Future Frigates Industry Briefing: talk to the hand because the face is gagged
18 Jan 2017|

I recently attended the official Defence Industry Briefing in Sydney for not one, but two major ship-building projects: SEA 1180, the Offshore Patrol Vessel (OPV); and SEA 5000, the Future Frigate. Those projects, worth nearly $40 billion over the next few decades, underpin the government’s commitment to a ‘continuous build’ shipbuilding industry, and are supposed to provide thousands of skilled local jobs, and support the myriad of small-medium enterprises that make up the supply chain in Australia.

Close to 200 representatives from businesses turned out, incurring an opportunity cost for their time in order to learn about valuable new opportunities. The introductions and briefings from politicians were surprisingly quick. We reconvened at 10:00am to hear from the project directors themselves. And that’s where brevity turned from refreshing to alarming. By 10:45, the briefings for both projects—over 20 ships, comprising the core of our naval warfighting and constabulary forces for the next half-century—were finished, including question time.

The reason for the lightning pace was openly disclosed. In fact, this disclosure was the only substance in the 10 minutes or so each director spoke. The Government is engaged in a Competitive Evaluation Process (CEP) with three companies bidding for prime positions for each project. While that’s underway, there’s nothing to say to the Aussie industry reps present. Only one of the primes involved in each of the CEPs was present, but they weren’t invited to the podium.

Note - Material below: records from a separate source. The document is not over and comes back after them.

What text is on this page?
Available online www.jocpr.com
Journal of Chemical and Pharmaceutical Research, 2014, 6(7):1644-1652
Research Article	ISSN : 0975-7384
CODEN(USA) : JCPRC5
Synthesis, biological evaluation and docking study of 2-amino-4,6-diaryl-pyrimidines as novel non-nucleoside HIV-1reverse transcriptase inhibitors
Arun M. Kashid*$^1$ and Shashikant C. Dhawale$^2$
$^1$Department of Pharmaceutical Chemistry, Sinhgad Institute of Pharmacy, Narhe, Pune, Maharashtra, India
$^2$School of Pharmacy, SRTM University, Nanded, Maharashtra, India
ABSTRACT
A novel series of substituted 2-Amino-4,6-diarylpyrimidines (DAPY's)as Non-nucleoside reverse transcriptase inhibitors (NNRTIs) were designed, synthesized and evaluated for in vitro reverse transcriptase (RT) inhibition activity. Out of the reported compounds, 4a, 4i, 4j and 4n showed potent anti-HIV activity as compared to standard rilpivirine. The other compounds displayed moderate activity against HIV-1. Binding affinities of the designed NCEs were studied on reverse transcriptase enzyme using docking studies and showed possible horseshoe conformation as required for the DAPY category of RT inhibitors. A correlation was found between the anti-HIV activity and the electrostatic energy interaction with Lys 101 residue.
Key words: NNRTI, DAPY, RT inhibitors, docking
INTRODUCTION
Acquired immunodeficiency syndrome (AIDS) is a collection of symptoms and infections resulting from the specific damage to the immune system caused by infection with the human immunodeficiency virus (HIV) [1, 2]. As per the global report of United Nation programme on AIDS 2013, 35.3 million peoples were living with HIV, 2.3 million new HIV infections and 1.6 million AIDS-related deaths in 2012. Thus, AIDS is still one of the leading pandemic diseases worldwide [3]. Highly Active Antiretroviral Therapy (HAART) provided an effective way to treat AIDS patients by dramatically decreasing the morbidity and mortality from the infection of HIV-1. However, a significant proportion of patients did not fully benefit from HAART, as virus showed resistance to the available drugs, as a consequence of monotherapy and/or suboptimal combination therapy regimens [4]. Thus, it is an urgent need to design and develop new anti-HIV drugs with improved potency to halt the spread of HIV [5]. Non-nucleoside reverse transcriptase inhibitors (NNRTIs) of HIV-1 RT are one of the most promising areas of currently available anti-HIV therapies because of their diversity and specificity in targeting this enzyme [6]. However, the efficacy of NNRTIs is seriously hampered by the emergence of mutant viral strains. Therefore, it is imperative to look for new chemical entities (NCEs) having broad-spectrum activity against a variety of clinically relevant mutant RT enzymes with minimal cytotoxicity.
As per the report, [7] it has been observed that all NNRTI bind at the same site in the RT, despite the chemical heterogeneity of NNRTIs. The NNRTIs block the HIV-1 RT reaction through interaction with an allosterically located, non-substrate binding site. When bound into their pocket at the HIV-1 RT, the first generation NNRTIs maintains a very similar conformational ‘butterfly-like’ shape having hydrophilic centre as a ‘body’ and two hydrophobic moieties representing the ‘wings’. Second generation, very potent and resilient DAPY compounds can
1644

We were told when the CEP processes are set to end, when government second pass approval was scheduled for each project (to the nearest year), and in which yards the ships were to be built—all of that was previously available information. The decisions that affected elections were naturally made well in advance, but the decisions that affect capability and industry still hang in the balance. The familiar top-level requirements for the frigates were repeated, without any hint of the sort of detailed discussion that was already in the public domain. How the ship-builders or system integrators would be chosen and contracted was still undetermined, pending ‘studies’ and the CEP outcome for the primes.

To stretch us out through until the (early) lunch, the next hour was filled with two excited presentations from the heads of two newly-minted organisations (variously centre, hub, fund, or portal) that are (finally) meant to connect and integrate ‘untapped’ innovative industry potential with government grants, contracts or supply chains. These guys get the gong for enthusiasm, and definitely clocked the highest rate-of-fire for management buzzwords. It’s all so much more ‘integrated’ and ‘strategic’ than ever before.

After lunch (wrapped-up by 12:30), we were treated to an external consultant who’d been hired to give a ‘doing business with defence’ presentation. He set a very different pace to the earlier government reps. Half an hour in, he’d just about finished with the ‘top-ten’ list of countries in the world ranked by defence expenditure, and was just about to move through ‘top-five’ lists of defence prime-contractors. Seriously? I can search Wikipedia in my own time.

Overall, it was a really disappointing day. Defence had used their new portals and hubs, along with a consultant as a fig-leaf to hide the fact that they couldn’t give a ‘briefing’, because they’d completely gagged themselves through the probity requirements of the CEP process. A better use of the time for all concerned might’ve been to exclude all government officials and invite the primes to pitch their ships and build programs to the industry representatives present.

The only clear capability ‘news’ we got was for SEA 1180. A question from the floor asked whether any flexible mission-modules might be required to expand the roles of the OPV. We learned that this concept was now officially and properly dead. The program director replied ‘Not in these twelve vessels’. He re-emphasised that the focus is on the constabulary role, and that only the absolute minimum modification from the Off-The-Shelf capability was being sought, essentially just to meet regulatory requirements.

But that’s almost all we learned. ‘Will the OPVs embark a helicopter?’ was another deserving but unanswerable question; ‘Sorry, can’t discuss capability’. The questioner was a Kiwi involved in a similar procurement for New Zealand who seemed eager to offer insights. ‘Have you thought about some dog-kennels? We’ve found using dogs extremely useful in interdicting drug shipments’. The program director gave a muted acknowledgment, and the audience chuckled a little at the cuteness of the unsolicited advice. Apparently our Kiwi mate hadn’t fully imbibed the strictures and seriousness of the CEP processes.

But the situation really wasn’t funny. We were sitting in a room with hundreds of industry representatives and a handful of defence officials. The defence officials couldn’t discuss anything about the vessels because of the CEP. Nor could those few industry people who are actually involved in design of the ships.

I didn’t notice any animal-enclosure experts on the guest list. That could be an unfortunate omission, since I suspect it might be about the ceiling of technical innovation which the government would actually risk procuring from Australian industry in these two major projects. It was a sad day for Australian industry and innovators.